A conexão de tudo isso com a matriz conceitual encontrada na teologia Católica Romana posterior é bastante fraca.
Assim
sendo, o ensino Católico Romano, tal como se apresenta, é mais do que
um conjunto de proposições. Essas proposições só fazem sentido como
parte de um padrão mais amplo de pensamento. O que devemos procurar nos
Padres é *esse* padrão de pensamento. Não creio que o
encontremos, mesmo no Ocidente. A primazia romana foi articulada com
mais nitidez em um contexto litúrgico e místico, uma presença particular
do Espírito Santo através de Seus dois mais gloriosos Apóstolos na
cidade que carregava suas relíquias.
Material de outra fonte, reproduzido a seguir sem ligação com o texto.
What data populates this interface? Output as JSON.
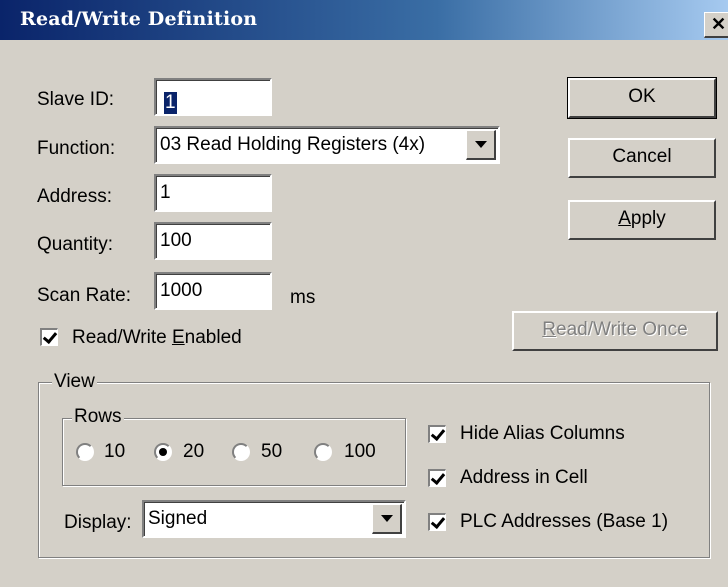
{
  "window": {
    "title": "Read/Write Definition",
    "close_glyph": "✕"
  },
  "fields": {
    "slave_id": {
      "label": "Slave ID:",
      "value": "1"
    },
    "function": {
      "label": "Function:",
      "value": "03 Read Holding Registers (4x)"
    },
    "address": {
      "label": "Address:",
      "value": "1"
    },
    "quantity": {
      "label": "Quantity:",
      "value": "100"
    },
    "scan_rate": {
      "label": "Scan Rate:",
      "value": "1000",
      "unit": "ms"
    }
  },
  "read_write_enabled": {
    "label_pre": "Read/Write ",
    "label_key": "E",
    "label_post": "nabled",
    "checked": true
  },
  "buttons": {
    "ok": "OK",
    "cancel": "Cancel",
    "apply": {
      "key": "A",
      "rest": "pply"
    },
    "read_write_once": {
      "key": "R",
      "rest": "ead/Write Once",
      "disabled": true
    }
  },
  "view": {
    "legend": "View",
    "rows": {
      "legend": "Rows",
      "options": [
        "10",
        "20",
        "50",
        "100"
      ],
      "selected": "20"
    },
    "display": {
      "label": "Display:",
      "value": "Signed"
    },
    "options": {
      "hide_alias": {
        "label": "Hide Alias Columns",
        "checked": true
      },
      "address_in_cell": {
        "label": "Address in Cell",
        "checked": true
      },
      "plc_addresses": {
        "label": "PLC Addresses (Base 1)",
        "checked": true
      }
    }
  }
}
Isto - mais do que uma dedução
passo a passo a partir de prerrogativas legais dadas a um homem e
transmitidas através dele a uma sucessão de homens governando um de cada
vez - foi o que definiu a eclesiologia da primazia romana até bem tarde
no primeiro milênio. Sabemos que, quando os reformadores gregorianos
começaram a implementar seu programa, houve protestos generalizados
entre os bispos ocidentais que apelaram para as tradições de
colegialidade e de consentimento mútuo de longa data, que haviam
definido as relações entre a Sé Apostólica e as hierarquias locais
durante séculos.
Há um livro chamado “Before the Gregorian Reform”
[Antes da Reforma Gregoriana] que trata desse tópico. O desenvolvimento
da primazia é às vezes descrito como um processo lento, quase
imperceptível. Considero que a descontinuidade foi muito mais brusca e
visível, e que pode ser datada com alguma precisão no século XI, o tempo
da ruptura entre o Oriente Cristão e o Ocidente Cristão.